Marlene Creates A Newfoundland Treasury of Terms for Ice and Snow
Since 2011, Marlene Creates has been observing and photographing winter’s phenomena by means of over 80 named varieties of ice, snow, and winter weather in the Newfoundland dialect. Examples include ballicattered (covered with a layer of ice from spray or waves), clinkerbells (icicles), ice-blink (the dazzle of the ice), and devil’s blanket (a snowfall that hinders your usual work). These terms are precise, practical, evocative, sonic, and lyrical. Two videos shown alongside the photographs include an award-winning documentary video-poem based on the Blast Hole Pond River, and a real-time, single take of sea ice in Conception Bay in 2014 when it was so cold that the bay froze for the first time in decades.
“Treasury” is used in the title to describe a collection of highly valued poetic terms. Several are from 17th-century English, brought to Newfoundland with the settlers; others arose from occupational activities in this climate. But they’re now fragile intangible artifacts. Major changes, particularly the decline of the fishery, have resulted in a loss of local linguistic complexity. And these terms are fragile for another reason—climate change.
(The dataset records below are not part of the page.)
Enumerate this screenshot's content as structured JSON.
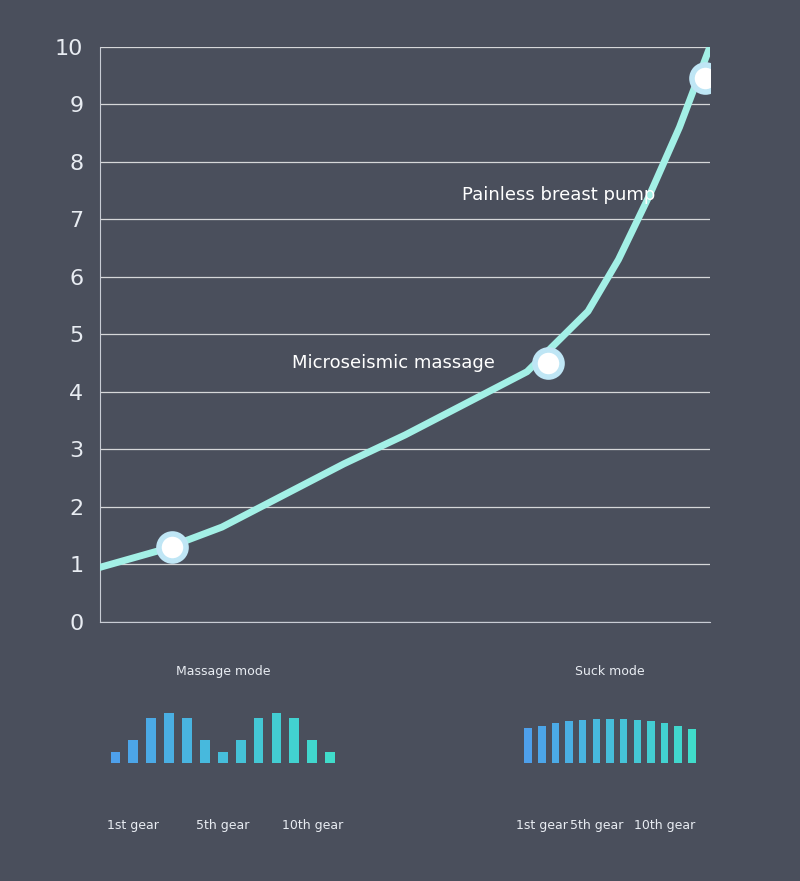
{
  "chart_data": [
    {
      "type": "line",
      "x": [
        0,
        1,
        2,
        3,
        4,
        5,
        6,
        7,
        8,
        8.5,
        9,
        9.5,
        10
      ],
      "values": [
        0.95,
        1.25,
        1.65,
        2.2,
        2.75,
        3.25,
        3.8,
        4.35,
        5.4,
        6.3,
        7.4,
        8.6,
        10
      ],
      "color": "#a3f0e6",
      "xlim": [
        0,
        10
      ],
      "ylim": [
        0,
        10
      ],
      "yticks": [
        0,
        1,
        2,
        3,
        4,
        5,
        6,
        7,
        8,
        9,
        10
      ],
      "grid": true,
      "tick_labels": "y",
      "points": {
        "x": [
          1.18,
          7.34,
          9.92
        ],
        "values": [
          1.3,
          4.5,
          9.45
        ],
        "labels": [
          null,
          "Microseismic massage",
          "Painless breast pump"
        ]
      }
    },
    {
      "type": "bar",
      "title": "Massage mode",
      "categories": [
        null,
        "1st gear",
        null,
        null,
        null,
        null,
        "5th gear",
        null,
        null,
        null,
        null,
        "10th gear",
        null
      ],
      "values": [
        11,
        23,
        45,
        50,
        45,
        23,
        11,
        23,
        45,
        50,
        45,
        23,
        11
      ],
      "colors": [
        "#4ea0eb",
        "#4ca5e8",
        "#4baae6",
        "#4aafe3",
        "#49b4e0",
        "#47b9dd",
        "#46bedb",
        "#45c3d8",
        "#44c8d5",
        "#43cdd2",
        "#42d2d0",
        "#41d7cd",
        "#40dcca"
      ],
      "ylim": [
        0,
        55
      ],
      "tick_labels": "x"
    },
    {
      "type": "bar",
      "title": "Suck mode",
      "categories": [
        null,
        "1st gear",
        null,
        null,
        null,
        "5th gear",
        null,
        null,
        null,
        null,
        "10th gear",
        null,
        null
      ],
      "values": [
        35,
        37,
        40,
        42,
        43,
        44,
        44,
        44,
        43,
        42,
        40,
        37,
        34
      ],
      "colors": [
        "#4ea0eb",
        "#4ca5e8",
        "#4baae6",
        "#4aafe3",
        "#49b4e0",
        "#47b9dd",
        "#46bedb",
        "#45c3d8",
        "#44c8d5",
        "#43cdd2",
        "#42d2d0",
        "#41d7cd",
        "#40dcca"
      ],
      "ylim": [
        0,
        55
      ],
      "tick_labels": "x"
    }
  ]
}
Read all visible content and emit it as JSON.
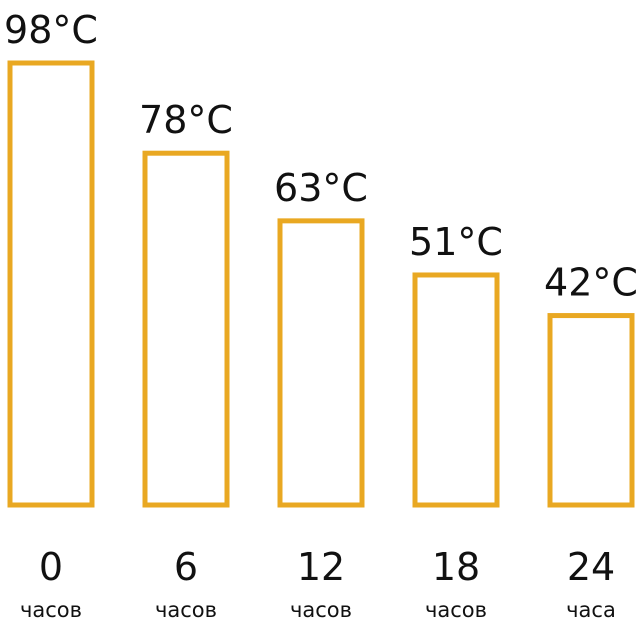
{
  "chart_data": {
    "type": "bar",
    "categories": [
      [
        "0",
        "часов"
      ],
      [
        "6",
        "часов"
      ],
      [
        "12",
        "часов"
      ],
      [
        "18",
        "часов"
      ],
      [
        "24",
        "часа"
      ]
    ],
    "values": [
      98,
      78,
      63,
      51,
      42
    ],
    "value_labels": [
      "98°C",
      "78°C",
      "63°C",
      "51°C",
      "42°C"
    ],
    "color": "#e9a822"
  }
}
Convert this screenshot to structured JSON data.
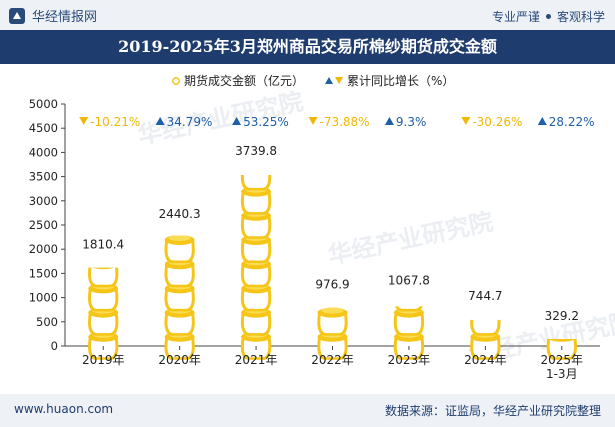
{
  "header": {
    "brand": "华经情报网",
    "tagline_left": "专业严谨",
    "tagline_right": "客观科学"
  },
  "footer": {
    "site": "www.huaon.com",
    "source": "数据来源：证监局，华经产业研究院整理"
  },
  "watermark": "华经产业研究院",
  "colors": {
    "title_bg": "#1f3c6e",
    "pot_gold": "#f5c518",
    "growth_up": "#1f5fa8",
    "growth_down": "#f2b705",
    "axis_text": "#222222"
  },
  "chart_data": {
    "type": "bar",
    "title": "2019-2025年3月郑州商品交易所棉纱期货成交金额",
    "categories": [
      "2019年",
      "2020年",
      "2021年",
      "2022年",
      "2023年",
      "2024年",
      "2025年\n1-3月"
    ],
    "series": [
      {
        "name": "期货成交金额（亿元）",
        "values": [
          1810.4,
          2440.3,
          3739.8,
          976.9,
          1067.8,
          744.7,
          329.2
        ]
      }
    ],
    "value_labels": [
      "1810.4",
      "2440.3",
      "3739.8",
      "976.9",
      "1067.8",
      "744.7",
      "329.2"
    ],
    "growth": {
      "name": "累计同比增长（%）",
      "values": [
        -10.21,
        34.79,
        53.25,
        -73.88,
        9.3,
        -30.26,
        28.22
      ],
      "labels": [
        "-10.21%",
        "34.79%",
        "53.25%",
        "-73.88%",
        "9.3%",
        "-30.26%",
        "28.22%"
      ]
    },
    "ylim": [
      0,
      5000
    ],
    "yticks": [
      0,
      500,
      1000,
      1500,
      2000,
      2500,
      3000,
      3500,
      4000,
      4500,
      5000
    ],
    "legend_position": "top-center",
    "grid": false
  }
}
With special thanks to the Newfoundland & Labrador Arts Council and The Canada Council for the Arts.
Marlene Creates lives and works in Portugal Cove, Newfoundland & Labrador. For almost 40 years her work has been an exploration of the relationship between human experience and the land, and the impact they have on each other. Since 2002 her principal artistic venture has been to closely observe and work with the 6 acres of boreal forest where she lives. Since the mid-1970s, her work has been presented in over 350 solo and Group exhibitions and screenings across Canada (including several nationally touring solo exhibitions) and in Austria, China, Denmark, England, France, India, Ireland, Korea, Scotland, and USA. She was elected to the Royal Canadian Academy of Arts in 2001.